Here’s a concrete case. You spend an afternoon debugging a subtle race condition. The agent traced the execution path through several modules, ruled out two likely culprits, and was mid-way through a third lead when you had to stop for the day. The next morning you resume the session, and the agent picks up exactly where it left off, with its full working picture of what it already checked and why. Describing the problem fresh from memory gets you something workable, but the agent will likely retrace paths it already ruled out before finding its footing again.

The mechanics differ by tool. Claude Code has --continue to pick up the most recent session and --resume to open a picker or resume a specific one by ID. OpenCode uses --continue (or -c) for the last session and --session (or -s <id>) for a specific one. Inside the TUI, /sessions lists them and lets you jump to any. Codex has a resume subcommand: codex resume opens a picker, and codex resume --last picks up where you left off without prompting. Worth a quick check of the docs for whichever you use, since the flag names vary.

What’s not in the box

The native toolbelt covers the repository, the shell, the web, and session state. What it does not reach is your databases, internal APIs, issue trackers, or the Slack thread where someone explained two years ago why a particular architectural decision was made.

That last category is the hardest to work around. The filesystem tools are good at recovering what the code does, but the reasoning behind it usually lives in a pull request description, a design doc, or a conversation that happened before the code was written. The agent can read the code and make a reasonable guess about why, though that guess may be confidently wrong.

Some of that gap is filled by commercial MCP servers. Some employers provide proprietary internal ones that connect to their actual systems: Jira, Confluence, Google Docs, Google Sheets, Slack, and more. At Anaconda, we built an internal MCP server called Sesame (full disclosure: I wrote it) that connects agents to internal tooling and can surface things like Slack discussions. That sounds mundane until the agent finds the three-year-old thread that explains exactly why the code you are about to delete was written that way. No amount of filesystem grepping recovers that context.

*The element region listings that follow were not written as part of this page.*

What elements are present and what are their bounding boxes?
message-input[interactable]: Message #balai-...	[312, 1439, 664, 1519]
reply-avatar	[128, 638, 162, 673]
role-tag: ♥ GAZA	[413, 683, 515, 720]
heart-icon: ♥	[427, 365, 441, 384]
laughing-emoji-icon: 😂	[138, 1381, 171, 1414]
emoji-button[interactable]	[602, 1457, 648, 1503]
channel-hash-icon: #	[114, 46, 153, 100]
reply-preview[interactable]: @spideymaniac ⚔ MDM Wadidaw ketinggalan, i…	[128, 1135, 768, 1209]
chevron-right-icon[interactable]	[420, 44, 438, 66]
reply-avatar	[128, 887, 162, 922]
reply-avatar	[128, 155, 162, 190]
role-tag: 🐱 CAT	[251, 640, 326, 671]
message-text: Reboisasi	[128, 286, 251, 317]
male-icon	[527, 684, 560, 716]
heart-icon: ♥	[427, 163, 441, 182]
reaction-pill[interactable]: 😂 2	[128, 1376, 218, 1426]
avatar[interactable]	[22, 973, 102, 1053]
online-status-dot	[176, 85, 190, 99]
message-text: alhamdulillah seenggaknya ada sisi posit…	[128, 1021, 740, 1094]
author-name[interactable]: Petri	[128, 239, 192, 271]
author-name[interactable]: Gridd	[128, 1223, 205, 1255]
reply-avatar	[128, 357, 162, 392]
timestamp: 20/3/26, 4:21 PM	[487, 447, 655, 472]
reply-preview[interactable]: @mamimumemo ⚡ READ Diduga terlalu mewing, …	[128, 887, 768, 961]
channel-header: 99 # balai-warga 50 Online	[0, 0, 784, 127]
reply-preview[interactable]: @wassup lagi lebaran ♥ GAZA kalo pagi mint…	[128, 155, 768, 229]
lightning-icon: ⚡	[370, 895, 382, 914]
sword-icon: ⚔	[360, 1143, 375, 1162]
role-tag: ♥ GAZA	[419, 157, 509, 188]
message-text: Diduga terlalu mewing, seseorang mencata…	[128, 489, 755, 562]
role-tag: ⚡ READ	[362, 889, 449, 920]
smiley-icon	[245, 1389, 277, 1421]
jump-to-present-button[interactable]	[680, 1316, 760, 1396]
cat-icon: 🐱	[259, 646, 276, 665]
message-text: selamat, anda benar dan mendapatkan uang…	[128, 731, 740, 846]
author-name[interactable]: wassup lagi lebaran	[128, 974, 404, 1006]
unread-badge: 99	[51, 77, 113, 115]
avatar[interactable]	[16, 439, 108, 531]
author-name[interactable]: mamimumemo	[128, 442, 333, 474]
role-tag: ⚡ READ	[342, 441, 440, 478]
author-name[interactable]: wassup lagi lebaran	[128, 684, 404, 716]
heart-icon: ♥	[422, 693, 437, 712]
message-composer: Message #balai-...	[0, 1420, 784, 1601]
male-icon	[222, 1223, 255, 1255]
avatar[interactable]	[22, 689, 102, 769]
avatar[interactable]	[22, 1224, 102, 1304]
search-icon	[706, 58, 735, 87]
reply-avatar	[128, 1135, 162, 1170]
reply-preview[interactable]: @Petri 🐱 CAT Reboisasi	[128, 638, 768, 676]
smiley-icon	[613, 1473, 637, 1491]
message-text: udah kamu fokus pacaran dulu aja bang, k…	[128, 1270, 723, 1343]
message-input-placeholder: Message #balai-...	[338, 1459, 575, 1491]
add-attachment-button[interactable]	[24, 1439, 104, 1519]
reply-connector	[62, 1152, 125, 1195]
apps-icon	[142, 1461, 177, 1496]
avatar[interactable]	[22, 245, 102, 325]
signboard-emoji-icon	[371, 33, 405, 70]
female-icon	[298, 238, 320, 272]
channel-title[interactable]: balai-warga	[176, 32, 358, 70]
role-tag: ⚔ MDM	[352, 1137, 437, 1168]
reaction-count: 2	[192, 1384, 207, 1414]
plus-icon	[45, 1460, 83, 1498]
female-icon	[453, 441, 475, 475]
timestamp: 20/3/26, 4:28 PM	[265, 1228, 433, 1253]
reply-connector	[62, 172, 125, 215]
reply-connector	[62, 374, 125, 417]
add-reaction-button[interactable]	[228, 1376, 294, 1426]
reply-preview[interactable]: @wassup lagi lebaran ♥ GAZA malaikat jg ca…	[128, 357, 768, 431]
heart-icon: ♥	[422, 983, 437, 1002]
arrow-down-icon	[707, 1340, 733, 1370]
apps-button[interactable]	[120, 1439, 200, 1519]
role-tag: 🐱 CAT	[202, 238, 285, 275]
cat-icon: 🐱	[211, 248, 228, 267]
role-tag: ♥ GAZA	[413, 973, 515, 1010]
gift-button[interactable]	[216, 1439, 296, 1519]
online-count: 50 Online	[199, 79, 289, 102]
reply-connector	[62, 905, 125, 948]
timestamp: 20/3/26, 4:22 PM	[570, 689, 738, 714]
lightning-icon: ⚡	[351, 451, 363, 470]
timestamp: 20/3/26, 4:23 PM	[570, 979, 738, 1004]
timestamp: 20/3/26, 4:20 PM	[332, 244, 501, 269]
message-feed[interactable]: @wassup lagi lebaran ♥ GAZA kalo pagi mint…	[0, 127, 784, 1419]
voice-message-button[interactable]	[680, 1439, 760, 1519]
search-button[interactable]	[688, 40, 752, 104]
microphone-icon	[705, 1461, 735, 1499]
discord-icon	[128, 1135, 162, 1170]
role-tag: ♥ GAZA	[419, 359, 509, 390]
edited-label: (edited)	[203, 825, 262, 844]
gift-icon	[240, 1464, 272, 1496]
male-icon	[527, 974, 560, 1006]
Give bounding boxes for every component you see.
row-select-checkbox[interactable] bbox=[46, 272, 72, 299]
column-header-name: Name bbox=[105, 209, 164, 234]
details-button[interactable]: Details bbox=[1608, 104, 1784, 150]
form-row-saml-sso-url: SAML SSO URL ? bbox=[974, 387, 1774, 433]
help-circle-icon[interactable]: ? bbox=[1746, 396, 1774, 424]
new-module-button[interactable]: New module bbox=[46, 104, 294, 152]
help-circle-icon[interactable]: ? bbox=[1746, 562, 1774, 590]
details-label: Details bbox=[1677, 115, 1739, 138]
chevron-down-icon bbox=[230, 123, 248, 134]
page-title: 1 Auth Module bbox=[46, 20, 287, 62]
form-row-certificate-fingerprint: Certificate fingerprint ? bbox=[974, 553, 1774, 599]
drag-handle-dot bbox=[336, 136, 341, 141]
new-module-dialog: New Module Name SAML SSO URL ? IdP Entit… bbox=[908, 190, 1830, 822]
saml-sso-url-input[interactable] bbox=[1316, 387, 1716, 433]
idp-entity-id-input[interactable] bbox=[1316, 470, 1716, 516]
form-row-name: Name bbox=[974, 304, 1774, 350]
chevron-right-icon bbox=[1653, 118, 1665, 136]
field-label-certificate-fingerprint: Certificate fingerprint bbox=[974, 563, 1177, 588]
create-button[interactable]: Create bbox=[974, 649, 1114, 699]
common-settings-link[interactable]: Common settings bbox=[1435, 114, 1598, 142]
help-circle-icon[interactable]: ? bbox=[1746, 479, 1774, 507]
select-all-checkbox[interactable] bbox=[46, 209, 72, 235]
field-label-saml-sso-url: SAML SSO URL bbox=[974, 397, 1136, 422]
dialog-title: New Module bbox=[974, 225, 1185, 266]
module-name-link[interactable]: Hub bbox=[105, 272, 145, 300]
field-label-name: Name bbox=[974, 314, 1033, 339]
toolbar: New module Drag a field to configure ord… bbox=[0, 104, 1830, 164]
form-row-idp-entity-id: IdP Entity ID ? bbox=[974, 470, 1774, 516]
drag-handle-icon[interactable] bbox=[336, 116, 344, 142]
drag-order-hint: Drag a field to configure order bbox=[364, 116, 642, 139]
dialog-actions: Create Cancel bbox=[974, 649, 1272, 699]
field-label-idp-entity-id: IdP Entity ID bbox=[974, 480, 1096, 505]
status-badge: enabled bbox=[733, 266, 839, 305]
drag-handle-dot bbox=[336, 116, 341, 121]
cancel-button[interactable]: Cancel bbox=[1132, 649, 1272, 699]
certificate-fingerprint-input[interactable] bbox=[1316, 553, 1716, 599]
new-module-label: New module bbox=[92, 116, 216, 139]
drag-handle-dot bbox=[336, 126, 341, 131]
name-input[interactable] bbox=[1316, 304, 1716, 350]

MCP and custom tools get their own posts later in the series.

Conclusions

Learn the native toolbelt before bolting anything on. The agent decides when to reach for these tools, and it can choose wrong, so knowing what is available also means you can steer it when it reaches for the wrong one or misses one it should have used. A lot of the friction people attribute to the model is actually the agent trying to improvise around a missing binary or fetching a page it could have searched for first.

The tool-use log is the thing most people ignore and most benefit from reading. It shows how the agent reached its conclusion, including the dead ends. Glancing at it when something looks off tends to surface the actual cause faster than re-reading the response text.

The web search capability is probably the one that surprises people most. It is also the one most likely to be quietly broken on Codex until you enable network access, which means you might have been doing things the hard way for a while without knowing it. If none of this surprised you, you were already ahead of the curve, congrats!